Zoning is the primary legislative tool through which land use is locally governed in the United States. Outlined by the city's state-mandated General Plan and detailed in the Department of City Planning, the zoning code dictates the nature, division, and density of allowable land uses, such as “commercial”, “residential”, and “manufacturing,” as well as the height and bulk of those uses. The first US zoning ordinances emerged surrounding the turn of the 20th century in Boston, Los Angeles, and New York City. Constitutionally upheld by the US Supreme Court in Village of Euclid, Ohio v. Ambler Realty Co., 1926, zoning gives local governments a means by which to regulate land use as an extension of the police power in the service of the general welfare.
Through the separation of allowable uses and other measures, zoning has sought to protect and stabilize land and property values by “mitigating the negative externalities endemic to private use of land,” and to “preclude social, market and environmental turmoil despite growth by maintaining the accessibility and quality of natural and man made resources, by preventing harm done by competing interests in the marketplace, and by guaranteeing access to decent and affordable housing and public services” (Whittemore, Andrew, 2010).
The state of California requires each city and county to produce, maintain, and implement a General Plan for the long-term physical development of its territory. In Los Angeles, the Department of City Planning (LADCP) is responsible for this task, which is described through the Framework Elements of the General Plan and implemented through various zoning practices, including: traditional zoning, specific plans, overlay districts, and quasi-judicial permits such as conditional uses, variances, Q’s and D’s. In Article 2, SPECIFIC PLANNING- ZONING COMPREHENSIVE ZONING PLAN, of SEC. 12.02, PURPOSE, of the Los Angeles Municipal Code, the article’s purpose is described in the following way:
The purpose of this article is to consolidate and coordinate all existing zoning regulations and provisions into one comprehensive zoning plan in order to designate, regulate and restrict the location and use of buildings, structures and land, for agriculture, residence, commerce, trade, industry or other purposes; to regulate and limit the height, number of stories, and size of buildings and other structures hereafter erected or altered to regulate and determine the size of yards and other open spaces and to regulate and limit the density of population; and for said purposes to divide the City into zones of such number, shape and area as may be deemed best suited to carry out these regulations and provide for their enforcement. Further, such regulations are deemed necessary in order to encourage the most appropriate use of land; to conserve and stabilize the value of property; to provide adequate open spaces for light and air, and to prevent and fight fires; to prevent undue concentration of population; to lessen congestion on streets; to facilitate adequate provisions for community utilities and facilities such as transportation, water, sewerage, schools, parks and other public requirements; and to promote health, safety, and the general welfare all in accordance with the comprehensive plan.

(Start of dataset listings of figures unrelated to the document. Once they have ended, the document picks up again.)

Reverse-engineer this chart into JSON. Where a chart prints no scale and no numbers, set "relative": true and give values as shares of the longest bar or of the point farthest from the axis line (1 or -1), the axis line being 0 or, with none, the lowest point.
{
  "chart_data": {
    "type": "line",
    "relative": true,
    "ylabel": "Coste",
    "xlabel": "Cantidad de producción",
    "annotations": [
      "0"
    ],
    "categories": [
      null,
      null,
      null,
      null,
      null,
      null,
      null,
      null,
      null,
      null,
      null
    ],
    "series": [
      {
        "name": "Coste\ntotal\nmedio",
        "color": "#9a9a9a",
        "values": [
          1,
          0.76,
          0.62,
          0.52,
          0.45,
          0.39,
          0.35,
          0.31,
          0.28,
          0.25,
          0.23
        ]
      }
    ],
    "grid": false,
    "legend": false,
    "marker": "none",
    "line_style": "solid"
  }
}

While zoning was enacted and upheld to protect the general welfare, a century of implementation has produced a mixed record and it now seen by many as having fallen prey to the same market inequalities that are so clearly expressed across the political and economic demography and geography of this country. Many argue that zoning functions primarily in the service of a socially, economically, and politically elite class at the expense of the general welfare, protecting narrow private economic interest through means of legislative land-based exclusion and debasement. Many more would argue that, as a tool, zoning is too blunt and too 20th century to be of service in our current socio-political and climate context, yet it remains a powerful instrument of state and local governance.